We need to listen with greater intent to our kids. There are so many who are aching with hurt and being silent. They are uncertain where to turn and often question if there hurt is valid. I believe the manner in which we listen can influence how we see them and how well we pick up on concerns that need to be addressed. Did you know how we listen to our kids can make them healthier, stronger and safer? Our ears and eyes can be the best form of defense for emotional support and being aware of our kids well being.
How we listen to our kids can make them healthier, stronger and safer
As adults we can assume that being a teen is the same emotionally as it was when they were kids. That reality is vastly off base due to one factor: cell phones. Growing up in a world mired in an impersonal connection is doing tremendous damage to our kids self image, ability to communicate and connect. We have more kids than ever struggling with how they view themselves and struggle with speaking up when they are sad, anxious and feeling lost. They are hiding behind their phones and many feel lost and disconnected.
One of the best ways to get a pulse of our kids is disconnecting from social media even if it’s for an hour:
- Teach them how to communicate, make eye contact
- Ask questions that require more than a yes or a no. From how their day went to if they are in a good or a bad spot, we need to have a pulse of how our kids are faring.
Boundaries, self care and awareness ….
Raising teens is the farthest thing from simple or easy. We want to keep them from harm, heart ache and disappointment. But I believe we have more kids than ever tired, overwhelmed and feeling alone. I believe, without doubt, the greatest culprit is their phones. So what does this mean? Let’s break down a few ways to protect their emotional well being while conveying that you are approachable and believe emotions are real and not merely an excuse.
A few great strategies to utilize:
- Refuse to allow unlimited time on their cell phones locked in their room or in front of the tv
- Occasionally remind them that if they’re ever in a not good place it’s good to chat with someone they trust (adult:)
- Let them know that when we keep our thoughts / emotions to ourselves it will never lead to good things
- Provide outlets for stress / anxiety (sport, cooking, art, kickboxing, etc.)
The flip side of our kids emotional stability….
We have a TON of our kids taking on the role of counselor or crisis manager via their friends. Often, our kids are uncertain of where to turn. If a friend speaks of self harm, having thoughts of ending their life or popping pills again they are asked to promise to not say anything. In exchange, they vow to not harm themselves. The level of stress in these situations is unfathomable. We have to reassure our kids they cannot fix someone who is hurting so badly. Professional help is desperately needed and a promise to stay quite is unfair to both parties.

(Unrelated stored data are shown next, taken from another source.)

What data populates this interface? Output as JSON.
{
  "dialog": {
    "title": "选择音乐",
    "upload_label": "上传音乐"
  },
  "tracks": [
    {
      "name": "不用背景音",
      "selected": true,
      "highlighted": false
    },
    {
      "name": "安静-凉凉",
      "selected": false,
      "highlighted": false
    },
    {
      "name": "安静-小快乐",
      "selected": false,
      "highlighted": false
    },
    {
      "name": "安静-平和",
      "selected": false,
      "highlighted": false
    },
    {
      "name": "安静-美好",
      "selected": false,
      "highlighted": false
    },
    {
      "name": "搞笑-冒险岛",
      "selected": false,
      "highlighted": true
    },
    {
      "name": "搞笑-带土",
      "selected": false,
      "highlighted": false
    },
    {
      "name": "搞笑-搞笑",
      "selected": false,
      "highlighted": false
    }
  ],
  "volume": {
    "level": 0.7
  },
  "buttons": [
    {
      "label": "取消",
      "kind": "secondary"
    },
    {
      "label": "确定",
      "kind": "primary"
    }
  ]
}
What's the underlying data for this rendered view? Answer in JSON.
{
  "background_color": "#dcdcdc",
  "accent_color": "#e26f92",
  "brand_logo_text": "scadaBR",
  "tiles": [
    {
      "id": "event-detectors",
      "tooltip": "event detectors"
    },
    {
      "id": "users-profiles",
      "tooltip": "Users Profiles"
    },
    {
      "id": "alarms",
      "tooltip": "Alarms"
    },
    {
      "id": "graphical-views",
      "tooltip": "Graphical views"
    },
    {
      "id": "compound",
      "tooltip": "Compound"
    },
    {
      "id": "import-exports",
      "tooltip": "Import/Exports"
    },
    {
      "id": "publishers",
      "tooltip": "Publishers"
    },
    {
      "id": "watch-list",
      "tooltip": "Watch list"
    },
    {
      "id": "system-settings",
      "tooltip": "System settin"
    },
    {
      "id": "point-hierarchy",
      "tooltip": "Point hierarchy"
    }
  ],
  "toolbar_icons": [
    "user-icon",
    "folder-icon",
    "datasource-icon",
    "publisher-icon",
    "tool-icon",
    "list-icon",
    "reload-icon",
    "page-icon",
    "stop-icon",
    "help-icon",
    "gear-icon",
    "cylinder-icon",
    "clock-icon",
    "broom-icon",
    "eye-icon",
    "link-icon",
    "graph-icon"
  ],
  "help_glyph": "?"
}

But this happens every single day.
How the heck do I address this?
- Never lecture, it’s met with annoyance and their ears turn off
- Remind them how awesome they are, BUT being a hero sometimes means speaking up
- Let them know that help cannot happen when we keep our eyes closed and hold our breath
- Assure them that professional help is the only way to get the healing process underway
- When you step forward and reach for help, THAT is being a TRUE friend
- Sometimes being a real friend is uncomfortable and it may mean seeking help when your friend is unwilling to come forward
Being a teenager is crazy tough. Taking on someone else’s crisis on top of yours in a sure fire mix for disaster, loss of sleep, stomach aches and angst. It’s an unfair weight to assume. It’s ok to bring this topic up repeatedly (not daily;) in different forms. When you are a kid it can feel like stepping forward to an adult means you’re a traitor, breaking trust and it’s the point of no return.
Our dialogue is important. It’s also key for us to stress that if our kids are not comfortable broaching a topic with us, it’s ok to chat with another adult (guidance counselor, SAC counselor, aunt, grandparent, etc.). Give them ideas for their options. This reaffirms that their feelings are real and they are not alone. Too many of our kids feel alone, are uncertain how to ask for help or who to chat with. In a day an age with overwhelming mental health resources, the stigma of mental health being for someone with ‘serious issues’ or who is ‘crazy’ is holding SO many back from receiving the help they need.
Our piece in the puzzle….
Mental health is real. Defining HOW to get help is SO important. Keep the chat going and remind them how greatly you love them, their voice matters and that they are valued beyond words. Our voice and compassion matters. Take a deep breath and know that every step is a positive and the more we know the better shot we have. Keep going forward, gaining insight and fighting the good fight. Peace, love and parenting!